Human embryo replicas have gotten more complex

Some newly reported clumps of cells growing in lab dishes have been hailed as the closest things to human embryos that scientists have ever made in the lab, according to Science News. These entities are human embryo models - masses of cells created from stem cells that mimic some properties of certain stages of embryo development. The achievement gives researchers a chance to look at human development beyond the first week or so, when an embryo must implant in the uterus to develop further. That post-implantation stage hadn't been re-created in lab dishes - until now. Six studies reported in June and July describe the embryo models, which have generated excitement and concern in equal measure. For researchers working on these embryo models, the faux embryos are new tools to gain insight into the 'black box' of human development, after embryos implant in the uterus. They are useful because donated human embryos are in short supply, and there are limits on the types of experiments researchers can perform on them.

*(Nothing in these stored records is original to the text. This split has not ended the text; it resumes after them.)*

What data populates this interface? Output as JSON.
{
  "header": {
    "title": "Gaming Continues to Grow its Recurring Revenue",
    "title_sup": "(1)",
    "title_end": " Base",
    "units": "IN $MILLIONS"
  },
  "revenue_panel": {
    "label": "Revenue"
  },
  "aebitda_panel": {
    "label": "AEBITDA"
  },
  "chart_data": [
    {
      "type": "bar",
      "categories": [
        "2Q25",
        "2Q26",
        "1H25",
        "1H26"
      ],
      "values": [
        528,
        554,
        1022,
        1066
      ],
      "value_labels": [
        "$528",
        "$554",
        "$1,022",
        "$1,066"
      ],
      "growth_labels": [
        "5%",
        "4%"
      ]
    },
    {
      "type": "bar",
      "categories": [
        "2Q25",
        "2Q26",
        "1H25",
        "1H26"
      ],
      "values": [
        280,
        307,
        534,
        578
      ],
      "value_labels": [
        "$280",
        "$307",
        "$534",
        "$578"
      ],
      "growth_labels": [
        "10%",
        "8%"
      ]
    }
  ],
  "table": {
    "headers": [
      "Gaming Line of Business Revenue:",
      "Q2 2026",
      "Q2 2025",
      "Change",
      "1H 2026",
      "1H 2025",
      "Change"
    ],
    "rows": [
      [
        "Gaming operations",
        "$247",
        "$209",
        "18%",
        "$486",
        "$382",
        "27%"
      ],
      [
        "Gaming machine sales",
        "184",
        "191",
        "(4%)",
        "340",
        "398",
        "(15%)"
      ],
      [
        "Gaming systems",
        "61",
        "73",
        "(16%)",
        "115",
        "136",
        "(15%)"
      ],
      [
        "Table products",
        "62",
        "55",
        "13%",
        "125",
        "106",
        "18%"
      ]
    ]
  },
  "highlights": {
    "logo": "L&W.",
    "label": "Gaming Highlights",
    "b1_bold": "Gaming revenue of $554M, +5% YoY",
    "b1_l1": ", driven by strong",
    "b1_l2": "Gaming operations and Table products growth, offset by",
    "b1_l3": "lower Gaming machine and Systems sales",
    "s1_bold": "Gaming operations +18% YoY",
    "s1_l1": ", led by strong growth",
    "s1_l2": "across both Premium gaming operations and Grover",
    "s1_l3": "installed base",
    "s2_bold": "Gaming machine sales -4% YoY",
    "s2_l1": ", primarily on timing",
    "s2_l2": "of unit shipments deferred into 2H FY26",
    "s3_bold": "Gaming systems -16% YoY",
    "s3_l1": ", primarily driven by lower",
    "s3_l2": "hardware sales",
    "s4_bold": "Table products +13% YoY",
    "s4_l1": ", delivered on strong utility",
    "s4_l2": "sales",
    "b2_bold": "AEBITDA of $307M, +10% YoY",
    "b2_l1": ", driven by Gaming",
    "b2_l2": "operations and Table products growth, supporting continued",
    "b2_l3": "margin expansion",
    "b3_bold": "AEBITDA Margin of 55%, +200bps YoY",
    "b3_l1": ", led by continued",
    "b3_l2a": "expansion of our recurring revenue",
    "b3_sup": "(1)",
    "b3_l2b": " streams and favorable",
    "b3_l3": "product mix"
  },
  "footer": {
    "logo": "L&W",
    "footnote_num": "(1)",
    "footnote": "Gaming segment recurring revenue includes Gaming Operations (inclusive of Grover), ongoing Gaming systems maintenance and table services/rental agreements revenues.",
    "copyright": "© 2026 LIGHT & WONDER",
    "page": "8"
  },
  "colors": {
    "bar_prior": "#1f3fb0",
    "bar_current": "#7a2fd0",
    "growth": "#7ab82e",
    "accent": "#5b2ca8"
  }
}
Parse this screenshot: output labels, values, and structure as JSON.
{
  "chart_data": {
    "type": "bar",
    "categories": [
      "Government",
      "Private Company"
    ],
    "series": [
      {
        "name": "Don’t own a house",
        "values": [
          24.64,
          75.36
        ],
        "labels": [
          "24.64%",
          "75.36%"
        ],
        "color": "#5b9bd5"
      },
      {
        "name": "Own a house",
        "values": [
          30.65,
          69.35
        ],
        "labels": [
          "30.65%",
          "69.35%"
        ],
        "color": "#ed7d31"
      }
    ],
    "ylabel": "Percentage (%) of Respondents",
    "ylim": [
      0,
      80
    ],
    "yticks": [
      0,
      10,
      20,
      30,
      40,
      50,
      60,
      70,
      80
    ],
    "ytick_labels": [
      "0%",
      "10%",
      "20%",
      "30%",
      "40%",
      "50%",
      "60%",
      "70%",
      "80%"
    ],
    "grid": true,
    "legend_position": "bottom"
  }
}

About 60 percent of pregnancies fail just before, during or soon after implantation, developmental and stem cell biologist Magdalena Zernicka-Goetz of the University of Cambridge and Caltech said June 27 during a news briefing discussing an embryo model made in her lab. Insights gleaned from the embryo models may give new understanding of why many pregnancies fail to take hold and lead to better fertility treatments, Zernicka-Goetz said. But others worry that the models - along with eggs and sperm made from stem cells - raise the specter of researchers using the mimics to create babies. Scientists developing the models say reproduction is not their aim or intention, and that implantation in a uterus is impossible with these embryo models. Still, the research raises issues of how to - and whether to - regulate what scientists can do with embryo-like entities made from stem cells. Questions surround whether embryo models could or should be grown past the equivalent of 14 days of normal human development after fertilization. And critics warn that overstating what the models are or can do could risks damaging trust in science.